With this whole business of always being surrounded by people, sometimes my friends from other countries ask me about whether I would like to spend more time alone. But my answer is a resounding no. I’m happy when there’s some commotion in my house, when my children show up with their friends and we have big dinner parties. I have frequent visits from friends from the States (last night it was Jimmy Wales founder of Wikipedia) and I greatly enjoy them. Generally they propose to meet at a restaurant but I manage to convince them to dine with my family at home. After wondering if it is not too much of an intrusion (yes Americans have that concept which makes no sense in the land of permanent intrusion) they seem to like it. To me a night alone means a night in which just Nina and I are alone. I couldn´t imagine telling everyone that I just want to be alone, completely alone. And even when I write my blog or work I like to know that Nina or the kids are around.

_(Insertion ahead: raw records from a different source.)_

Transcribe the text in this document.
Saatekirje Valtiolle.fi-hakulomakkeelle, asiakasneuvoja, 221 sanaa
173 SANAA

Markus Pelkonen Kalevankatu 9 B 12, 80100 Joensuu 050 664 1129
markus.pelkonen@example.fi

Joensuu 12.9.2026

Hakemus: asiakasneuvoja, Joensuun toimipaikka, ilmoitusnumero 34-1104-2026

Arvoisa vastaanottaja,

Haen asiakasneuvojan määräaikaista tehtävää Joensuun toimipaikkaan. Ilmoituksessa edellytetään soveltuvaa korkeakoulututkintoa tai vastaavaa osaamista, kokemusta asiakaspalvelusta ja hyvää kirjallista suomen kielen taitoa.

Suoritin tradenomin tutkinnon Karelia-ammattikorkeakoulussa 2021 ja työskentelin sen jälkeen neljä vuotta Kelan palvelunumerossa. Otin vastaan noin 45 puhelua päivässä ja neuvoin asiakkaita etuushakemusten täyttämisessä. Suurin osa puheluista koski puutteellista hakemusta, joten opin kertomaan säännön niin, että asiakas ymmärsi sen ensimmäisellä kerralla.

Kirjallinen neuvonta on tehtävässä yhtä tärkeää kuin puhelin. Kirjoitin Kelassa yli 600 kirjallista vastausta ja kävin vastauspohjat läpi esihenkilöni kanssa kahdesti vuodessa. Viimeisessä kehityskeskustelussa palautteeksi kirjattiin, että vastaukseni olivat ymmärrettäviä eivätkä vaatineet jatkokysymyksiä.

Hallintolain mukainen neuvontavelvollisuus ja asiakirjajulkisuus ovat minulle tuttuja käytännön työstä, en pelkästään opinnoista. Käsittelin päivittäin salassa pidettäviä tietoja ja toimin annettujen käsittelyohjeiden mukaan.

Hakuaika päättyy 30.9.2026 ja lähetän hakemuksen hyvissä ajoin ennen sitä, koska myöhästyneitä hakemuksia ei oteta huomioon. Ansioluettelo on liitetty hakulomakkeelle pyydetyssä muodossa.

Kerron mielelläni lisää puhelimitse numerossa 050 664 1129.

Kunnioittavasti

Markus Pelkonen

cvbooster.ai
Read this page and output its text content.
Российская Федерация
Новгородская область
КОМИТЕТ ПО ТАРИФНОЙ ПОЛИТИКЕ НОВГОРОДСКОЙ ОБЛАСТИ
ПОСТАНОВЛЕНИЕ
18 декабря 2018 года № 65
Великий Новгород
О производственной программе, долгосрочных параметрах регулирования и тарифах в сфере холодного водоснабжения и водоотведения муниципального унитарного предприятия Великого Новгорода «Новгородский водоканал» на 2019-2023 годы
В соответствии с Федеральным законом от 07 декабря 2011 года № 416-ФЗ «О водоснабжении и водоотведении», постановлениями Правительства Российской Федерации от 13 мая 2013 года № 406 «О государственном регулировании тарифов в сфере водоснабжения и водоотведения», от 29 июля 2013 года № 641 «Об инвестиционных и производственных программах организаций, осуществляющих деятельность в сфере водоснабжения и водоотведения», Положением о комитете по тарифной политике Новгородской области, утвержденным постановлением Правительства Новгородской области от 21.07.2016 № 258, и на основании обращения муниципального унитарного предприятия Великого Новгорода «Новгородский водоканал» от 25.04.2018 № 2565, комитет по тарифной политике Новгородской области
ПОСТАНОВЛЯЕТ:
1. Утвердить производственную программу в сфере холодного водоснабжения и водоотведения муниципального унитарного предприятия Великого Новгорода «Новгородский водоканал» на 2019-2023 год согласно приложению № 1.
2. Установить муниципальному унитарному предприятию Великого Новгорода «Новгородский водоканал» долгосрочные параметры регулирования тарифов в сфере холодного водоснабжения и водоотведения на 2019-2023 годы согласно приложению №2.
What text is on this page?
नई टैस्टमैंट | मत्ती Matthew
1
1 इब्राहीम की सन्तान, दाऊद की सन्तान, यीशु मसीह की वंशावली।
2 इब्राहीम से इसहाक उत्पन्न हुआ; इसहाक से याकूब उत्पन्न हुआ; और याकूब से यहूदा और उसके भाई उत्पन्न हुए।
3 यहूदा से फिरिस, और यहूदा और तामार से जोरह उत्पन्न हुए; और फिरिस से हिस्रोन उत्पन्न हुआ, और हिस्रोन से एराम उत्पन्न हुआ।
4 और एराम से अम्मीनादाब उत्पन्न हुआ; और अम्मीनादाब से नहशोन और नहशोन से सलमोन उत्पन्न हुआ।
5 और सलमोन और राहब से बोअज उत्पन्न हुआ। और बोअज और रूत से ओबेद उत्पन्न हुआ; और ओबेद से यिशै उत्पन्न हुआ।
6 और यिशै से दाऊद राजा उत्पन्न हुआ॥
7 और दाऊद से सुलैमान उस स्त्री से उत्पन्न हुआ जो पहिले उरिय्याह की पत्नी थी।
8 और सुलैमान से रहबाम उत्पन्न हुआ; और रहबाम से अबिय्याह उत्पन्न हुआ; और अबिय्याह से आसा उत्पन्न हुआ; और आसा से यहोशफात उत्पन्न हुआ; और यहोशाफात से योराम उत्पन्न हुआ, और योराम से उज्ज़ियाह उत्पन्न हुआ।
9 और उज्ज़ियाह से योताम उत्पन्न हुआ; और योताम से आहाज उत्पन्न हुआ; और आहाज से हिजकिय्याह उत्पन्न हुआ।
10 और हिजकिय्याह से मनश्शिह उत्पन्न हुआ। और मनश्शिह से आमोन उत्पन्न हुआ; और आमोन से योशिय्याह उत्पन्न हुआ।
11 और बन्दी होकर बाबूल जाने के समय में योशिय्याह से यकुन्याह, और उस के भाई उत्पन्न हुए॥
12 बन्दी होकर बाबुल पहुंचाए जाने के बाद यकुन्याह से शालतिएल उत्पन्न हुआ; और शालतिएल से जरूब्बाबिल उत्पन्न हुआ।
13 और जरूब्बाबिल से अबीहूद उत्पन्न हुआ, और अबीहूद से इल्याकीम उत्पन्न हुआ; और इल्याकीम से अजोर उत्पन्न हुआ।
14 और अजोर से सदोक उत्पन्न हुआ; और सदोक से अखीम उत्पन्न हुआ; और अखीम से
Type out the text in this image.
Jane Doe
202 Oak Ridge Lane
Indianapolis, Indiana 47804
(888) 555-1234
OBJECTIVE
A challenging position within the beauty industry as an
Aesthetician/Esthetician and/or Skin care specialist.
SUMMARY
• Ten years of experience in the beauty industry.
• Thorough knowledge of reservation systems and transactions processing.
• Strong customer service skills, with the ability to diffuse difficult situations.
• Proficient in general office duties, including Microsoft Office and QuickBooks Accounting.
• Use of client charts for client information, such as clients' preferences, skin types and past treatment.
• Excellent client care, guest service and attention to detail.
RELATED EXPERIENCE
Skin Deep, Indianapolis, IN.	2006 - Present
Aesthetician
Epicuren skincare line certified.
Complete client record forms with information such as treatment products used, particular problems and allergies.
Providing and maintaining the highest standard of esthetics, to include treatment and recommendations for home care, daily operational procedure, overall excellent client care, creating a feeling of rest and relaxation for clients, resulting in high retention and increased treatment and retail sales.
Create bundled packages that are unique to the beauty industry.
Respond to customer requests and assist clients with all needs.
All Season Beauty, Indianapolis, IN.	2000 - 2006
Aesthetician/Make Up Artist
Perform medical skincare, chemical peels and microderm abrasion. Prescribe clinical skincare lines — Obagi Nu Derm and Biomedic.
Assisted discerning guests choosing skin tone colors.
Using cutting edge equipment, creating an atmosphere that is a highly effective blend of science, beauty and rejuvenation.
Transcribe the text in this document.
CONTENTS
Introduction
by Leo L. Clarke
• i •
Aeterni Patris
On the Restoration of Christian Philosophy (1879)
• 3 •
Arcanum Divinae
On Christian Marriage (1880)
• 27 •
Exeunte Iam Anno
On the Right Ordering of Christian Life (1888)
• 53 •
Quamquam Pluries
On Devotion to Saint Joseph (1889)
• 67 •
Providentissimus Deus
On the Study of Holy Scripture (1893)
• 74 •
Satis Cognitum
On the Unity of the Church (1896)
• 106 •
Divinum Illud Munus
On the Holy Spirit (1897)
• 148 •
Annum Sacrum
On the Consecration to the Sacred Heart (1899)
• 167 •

My three oldest children were born in the United States, where I lived for 18 years, but when I started to see how relationships between people of different generations were over there, I decided to move to Spain. First for a year and now it´s been 13 and I have no intention of moving. My apartment in NYC and my farm in Sagaponack are still there. Two great places. And Bush will soon be gone. But so far I stay on this side of the ocean. America is for me the most intellectually stimulating country in the world. The Mecca of entrepreneurship. The country that is willing to experiment all things new. But when it gets to friendships somehow old is better than new. My American friends are inspiring to say the least. But while America is about freedom, Spain is about ties. And I used to think I loved freedom. But now I realized that ties, especially close ties…feel great. And I stay on.

Here´s an OECD report that says that US economy will grow 1.4% this year and contract 1% next year. Still stocks are down 50% or so depending on the day (volatility is gigantic). So either the financial markets are wrong big time, and what we are seeing now is prices that reflect panic selling and not future earnings of companies, or economists are wrong big time and USA and the global economy will shrink much more. If the markets are right it should take take until 2014 to reach the levels of economic activity that we had in 2008 and earnings will evaporate for a while. Only time will tell but this time I am more with the economists than the markets. Still this is the first time in my life that I see such enormous discrepancy between economic data and financial markets behavior.

Spain´s leading newspaper El Pais runs a poll today in which they ask readers if they believe that religion plays an exagerated role in society an 88% answered positively. Moreover 46% of young people in Spain declared themselves non religious (atheists, agnostics or indifferent to religion). And in the rest of Europe things seem to be moving in the same direction. Here´s the Atheist Bus Campaign according to The Guardian.

The bad news about falling oil prices is that all alternative energy sources including the ones I invest with become less competitive. The good news about falling oil prices is that all those dictators or semi dictators who run oil exporting nations will have a hard time staying in power. Because as we know, other than Norway we don´t seem to have nations that combine oil exporting with non corrupt, well managed democratic systems.

Reading Gizmodo I am surprised how people who write about WiFi on airplanes don´t say that we had WiFi on airplanes for years. Lufthansa had it til recently and so did other airlines. WiFi on airplanes failed in the past because few gadgets had WiFi and because it was too expensive to offer. WiFi on airplanes will succeed this time. Or is it that writers in the States write about something as new because to them nothing is new until it´s used in America?

This evening in Madrid, back from BA where I spent a week hanging out with friends and family and meeting presidential contenders, I relaxed with my kids watching 5 episodes of Big Bang Theory. I recommend it. Perfect TV series for geeks.